Prod Co: Egg Pictures. Int'l sales: Universal. US dist: USA Films. Prods: Keith Gordon, Stuart Kleinman, Linda Reisman. Exec prod: Jodie Foster. Scr: Robert Dillon from the novel by Scott Spencer. DoP: Tom Richmond. Prod des: Zoe Sakellaropoulo. Ed: Jeff Wishengrad. Mus: tomandandy. Main cast: Billy Crudup, Jennifer Connelly, Molly Parker, Janet McTeer, Hal Halbrook.
Director Keith Gordon has a reputation for making distinctive, critically admired features that often fail to find the audience they deserve. Despite some very touching elements, Waking The Dead seems likely to continue that trend. A pungent love story, its sophisticated, time-shuffling construction is distracting and its unresolved narrative elements work against its considerable emotional pull. The result may frustrate mainstream audiences rather than capture their hearts.

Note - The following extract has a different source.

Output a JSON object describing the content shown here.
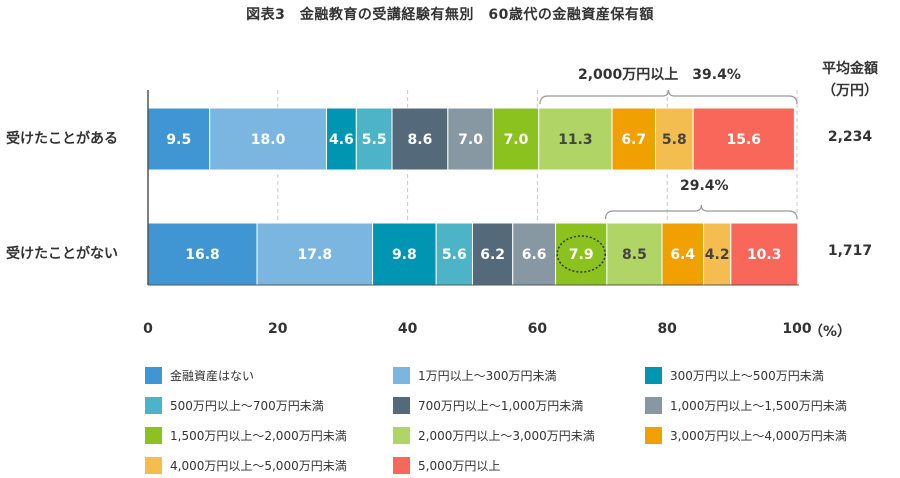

Travelling between the early 1970s and the early 1980s, the film recounts the attraction that overwhelms ambitious youngster Fielding Pierce (Crudup) and social activist Sarah (Connelly). Despite significant political differences, their love grows but is tragically curtailed by her death in a car-bombing incident. Eight years later, Pierce is dutifully fulfilling his destiny as an aspiring Congressman yet remains haunted by his past love. As the campaign progresses, he hears Sarah's voice, senses her presence and begins to doubt that she is truly dead.
Whilst unusual in its desire to focus on the clash between idealism and compromise in American politics, Waking The Dead is at its strongest depicting a love that transcends all barriers of time and temperament. Even if Sarah is merely a ghost from the past, it is clear that she represents the best of what Fielding felt his life might be. Between them, Crudup and Connelly conjure a palpable chemistry that reinforces the tender ache of loss that runs through this heartfelt effort.